Rabam frowned, wondering how it was possible. Then, he remembered.
“I have the books.”
He took off his backpack and took them out.
“Here, maybe if you bring them back immediately…”
But he was shaking his head.
“It is the books, but not for the reason you think. Soon after you left, the priors requested the register of the gods. Both the original and the copy were out for consultation, so they looked for the scholars who had taken them. When they found out Cailes didn’t have his books anymore and couldn’t say where they went… They reacted badly.”
Rabam slowly put the backpack on.
“I’m sorry.”
“They couldn't find the books anywhere in the village, so they're keeping him in prison until he tells the truth. I begged them to release him and they told me to find you for them.”
Rabam glanced around again: that sentence sounded like a signal for the sentinels to come out.
“Who do you think I am, a traitor?” Ebus snapped. “There's no one with me, I wanted to talk to you in private.”
“There are monks all around the mountain,” Rabam rebuked.
“Yes, because I needed to make sure you would come here.” He breathed deeply, even if that didn't do much to calm him down. “I talked to grandma and she told me that you calculated the paths to move around from Lausune to the rest of the mountain. So I asked da’ for help, and he managed to work out which ones you might be following. I revealed them to the sentinels, all except for this one. They can't see me right now, so we should hurry or they'll surely come here.”
“And what do you want me to do? I have no idea of how to save Cailes.”
“But you can figure something out, right?”
Rabam looked around again, seeking an answer. He needed to go back and ask Aili what to do, but it was almost day and with sentinels on the mountain the risk was too high.
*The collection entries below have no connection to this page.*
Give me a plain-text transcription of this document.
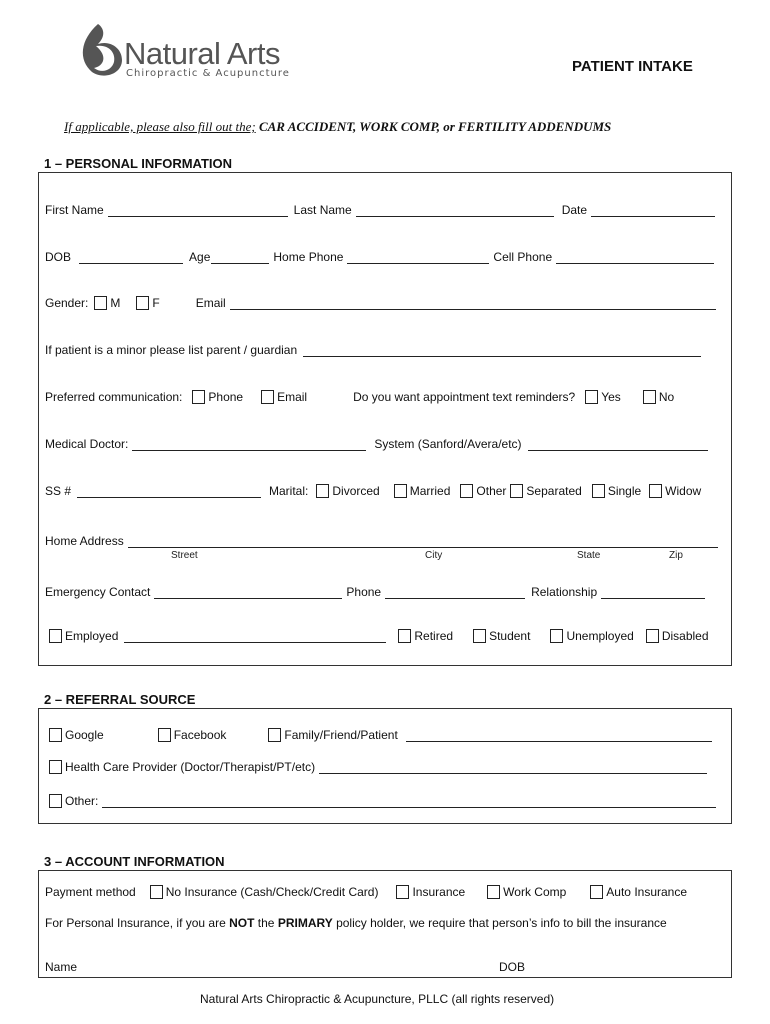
Natural Arts
Chiropractic & Acupuncture	PATIENT INTAKE
If applicable, please also fill out the; CAR ACCIDENT, WORK COMP, or FERTILITY ADDENDUMS
1 – PERSONAL INFORMATION
First Name	Last Name	Date
DOB	Age	Home Phone	Cell Phone
Gender: M	F	Email
If patient is a minor please list parent / guardian
Preferred communication: Phone	Email	Do you want appointment text reminders? Yes	No
Medical Doctor:	System (Sanford/Avera/etc)
SS #	Marital: Divorced	Married Other Separated Single Widow
Home Address
Street	City	State	Zip
Emergency Contact	Phone	Relationship
Employed	Retired	Student	Unemployed Disabled
2 – REFERRAL SOURCE
Google	Facebook	Family/Friend/Patient
Health Care Provider (Doctor/Therapist/PT/etc)
Other:
3 – ACCOUNT INFORMATION
Payment method	No Insurance (Cash/Check/Credit Card)	Insurance	Work Comp	Auto Insurance
For Personal Insurance, if you are
NOT
the
PRIMARY
policy holder, we require that person’s info to bill the insurance
Name	DOB
Natural Arts Chiropractic & Acupuncture, PLLC (all rights reserved)
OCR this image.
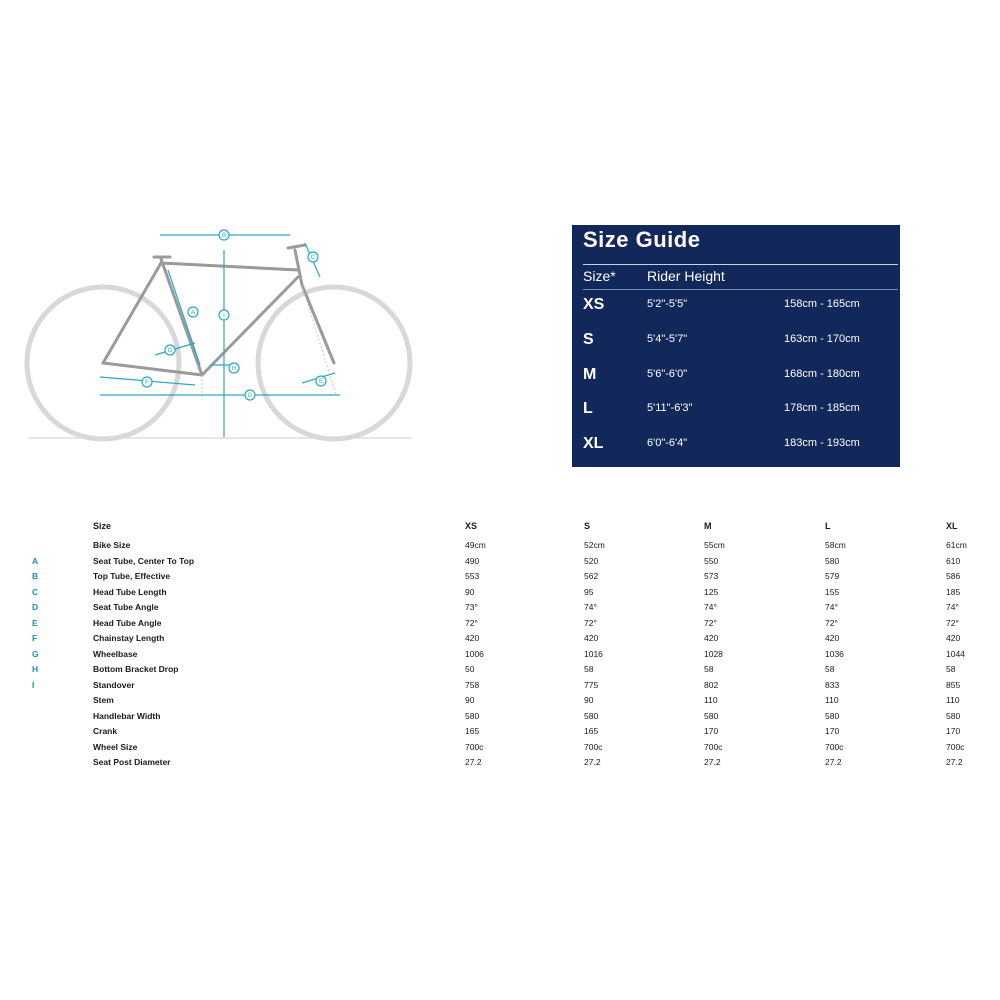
B
C
A	I
D
H
E
F
G
Size Guide
Size* Rider Height
XS	5'2"-5'5"	158cm - 165cm
S	5'4"-5'7"	163cm - 170cm
M	5'6"-6'0"	168cm - 180cm
L	5'11"-6'3"	178cm - 185cm
XL	6'0"-6'4"	183cm - 193cm
Size	XS	S	M	L	XL
Bike Size	49cm	52cm	55cm	58cm	61cm
A	Seat Tube, Center To Top	490	520	550	580	610
B	Top Tube, Effective	553	562	573	579	586
C	Head Tube Length	90	95	125	155	185
D	Seat Tube Angle	73°	74°	74°	74°	74°
E	Head Tube Angle	72°	72°	72°	72°	72°
F	Chainstay Length	420	420	420	420	420
G	Wheelbase	1006	1016	1028	1036	1044
H	Bottom Bracket Drop	50	58	58	58	58
I	Standover	758	775	802	833	855
Stem	90	90	110	110	110
Handlebar Width	580	580	580	580	580
Crank	165	165	170	170	170
Wheel Size	700c	700c	700c	700c	700c
Seat Post Diameter	27.2	27.2	27.2	27.2	27.2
The area was more guarded than usual, and if they were moving around there was no guarantee they couldn’t see his paths.
He only found one possible solution.
“I’ll come with you,” he said. “They'll capture me and free Cailes.”
Ebus nodded, relaxing a bit.
Rabam took out the letter for Zeles. He was tempted to ask Ebus to deliver it in his place, but they'd probably be both searched upon their arrival at the village. He tore it apart and made sure to scatter and hide the fragments. Aili would be smart enough to know he didn't deliver it when she realized he wasn't coming back.
“Let's go,” he said, leaving the protection of his paths.